A special edition from Brian Dolan and MobiHealthNews features 9 "Mobile Health Hospitals." These organizations have "...worked with startups and others in the mobile health industry to hone services, devices and applications not yet in the market."
Organizations and their mobile health initiatives include:
Organizations and their mobile health initiatives include:
- Stanford Hospital & Clinics (CA) - combining Haiku - Epic Systems' mobile phone-based EHR system - with Apple's iPhone to create an "iPhone EMR."
- Mt. Sinai (NY) - texting liver transplant patients to encourage adherence to treatment regimens and improve outcomes.
- Meridian Health (NJ)- are consumers comfortable buying connected health devices at a big box electronics store? Research is underway with Best Buy to find out.
- Sarasota Memorial (FL) - developing a mobile communication platform for nurses using Voalte's iPhone-based capabilities.
- Partners Healthcare (MA) - rolling out a nationwide blood pressure tracking service with proven clinical results and positive ROI.
- St. Francis Hospital (NY) - piloting a wireless pacemaker that connects to a server at least once per day to upload data or alerts.
- St. Mary's Hospital (London, UK) - conducting clinical trials of a peel-and-stick vital sign monitoring system.
- Mayo Clinic (MN) - monitoring vital signs at home, using videoconferencing to support patient-provider connectivity, all with the goals of reducing hospital admissions and ER visits.
- Princeton Baptist Medical Center (AL) - testing wireless hand hygiene monitoring using RFID to monitor hand hygiene prior to and after entering a patient room.

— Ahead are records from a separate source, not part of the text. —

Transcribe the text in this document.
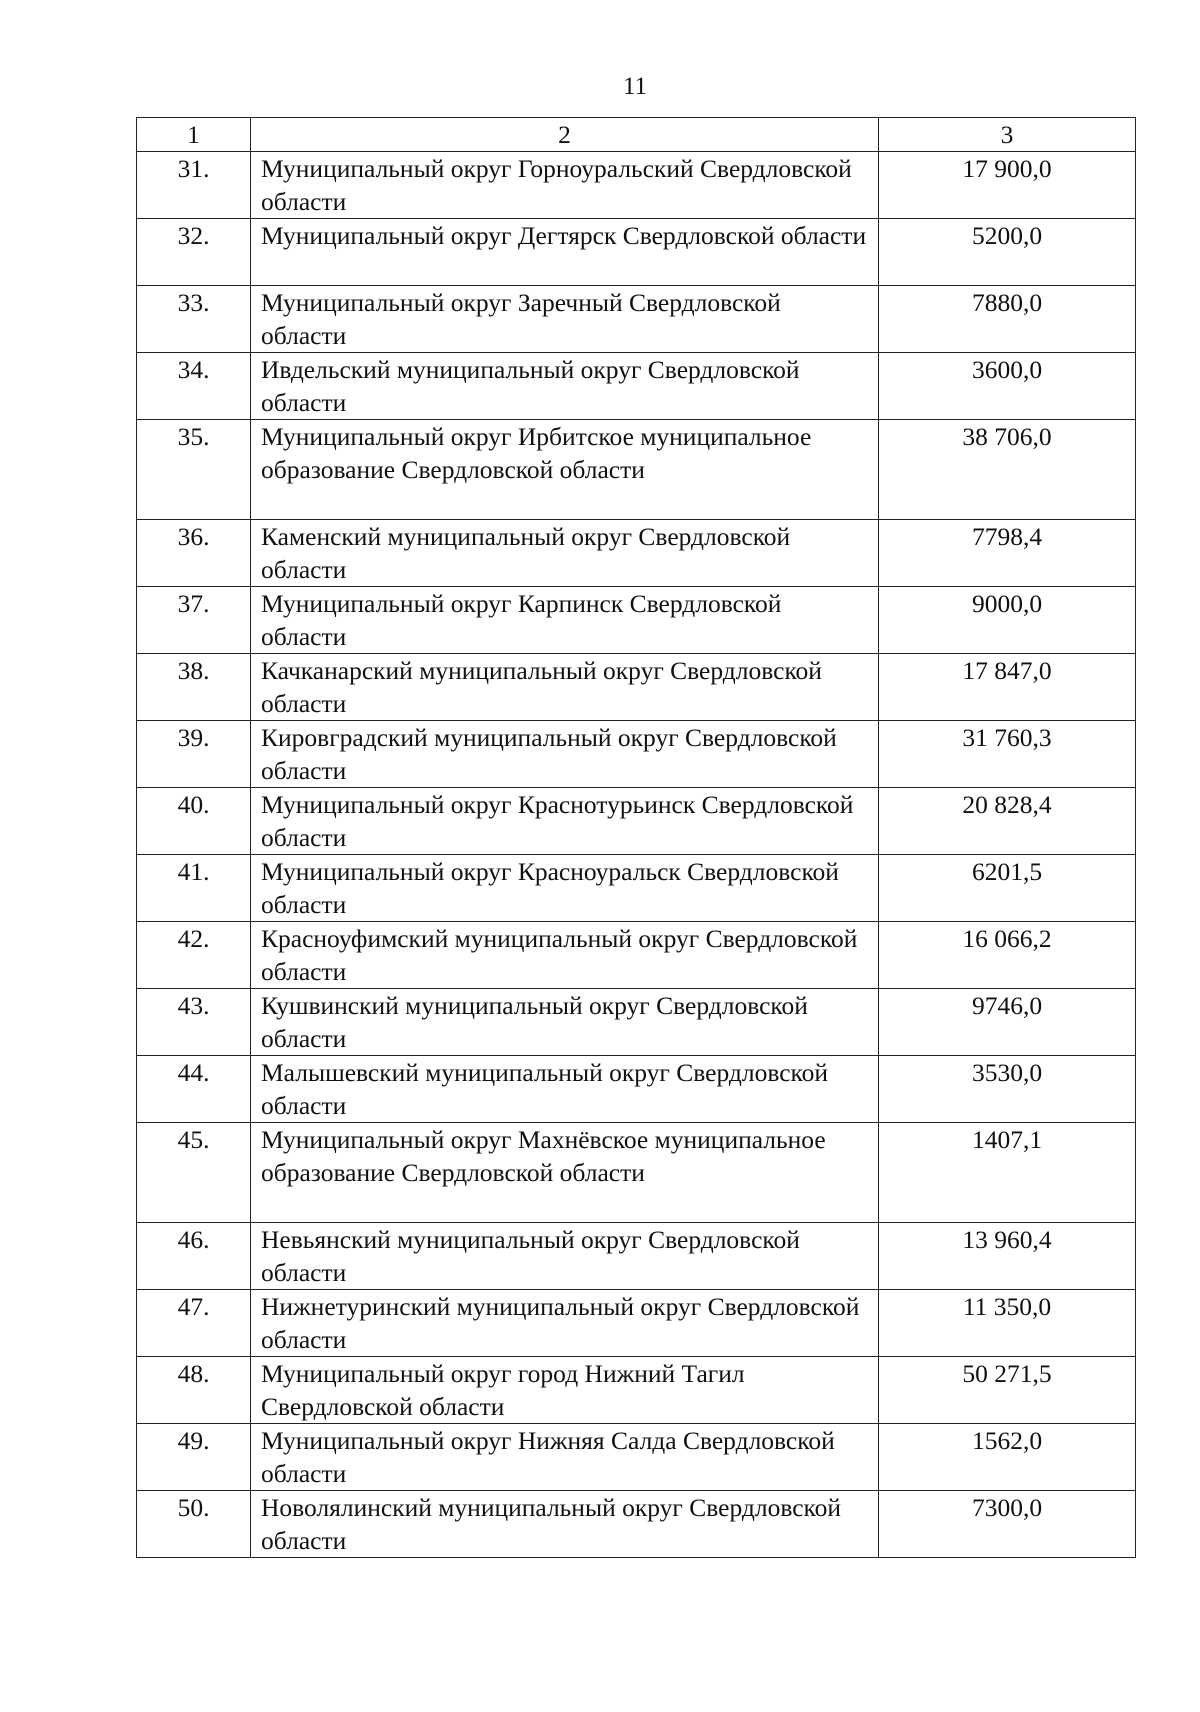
11
1	2	3
31.	Муниципальный округ Горноуральский Свердловской области	17 900,0
32.	Муниципальный округ Дегтярск Свердловской области	5200,0
33.	Муниципальный округ Заречный Свердловской области	7880,0
34.	Ивдельский муниципальный округ Свердловской области	3600,0
35.	Муниципальный округ Ирбитское муниципальное образование Свердловской области	38 706,0
36.	Каменский муниципальный округ Свердловской области	7798,4
37.	Муниципальный округ Карпинск Свердловской области	9000,0
38.	Качканарский муниципальный округ Свердловской области	17 847,0
39.	Кировградский муниципальный округ Свердловской области	31 760,3
40.	Муниципальный округ Краснотурьинск Свердловской области	20 828,4
41.	Муниципальный округ Красноуральск Свердловской области	6201,5
42.	Красноуфимский муниципальный округ Свердловской области	16 066,2
43.	Кушвинский муниципальный округ Свердловской области	9746,0
44.	Малышевский муниципальный округ Свердловской области	3530,0
45.	Муниципальный округ Махнёвское муниципальное образование Свердловской области	1407,1
46.	Невьянский муниципальный округ Свердловской области	13 960,4
47.	Нижнетуринский муниципальный округ Свердловской области	11 350,0
48.	Муниципальный округ город Нижний Тагил Свердловской области	50 271,5
49.	Муниципальный округ Нижняя Салда Свердловской области	1562,0
50.	Новолялинский муниципальный округ Свердловской области	7300,0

"The nine mobile health hospitals detailed (above) have lent a hand to wireless health startups across the spectrum of devices and services, including text message reminders, wireless peel-and-stick vital sign monitoring, wireless implantable devices and much, much more. These are nine care providers worth recognizing as their support for and publicity of mobile health helps many more than the startups and vendor partners they worked with directly. Their willingness to share their interest in mobile health raises all boats."
Comments
I am especially impressed with the RFID hand washing system because I have wondered for years about the unscientific practice of monitoring hand hygiene. We all know bad data only makes for bad decisions down the road. I worked in a hospital where a worker literally walks around with a clipboard tabulating by hand the amount of times workers wash or do not wash. Kudos to Princeton Baptist Medical Center for finally getting an accurate, consistent measurement!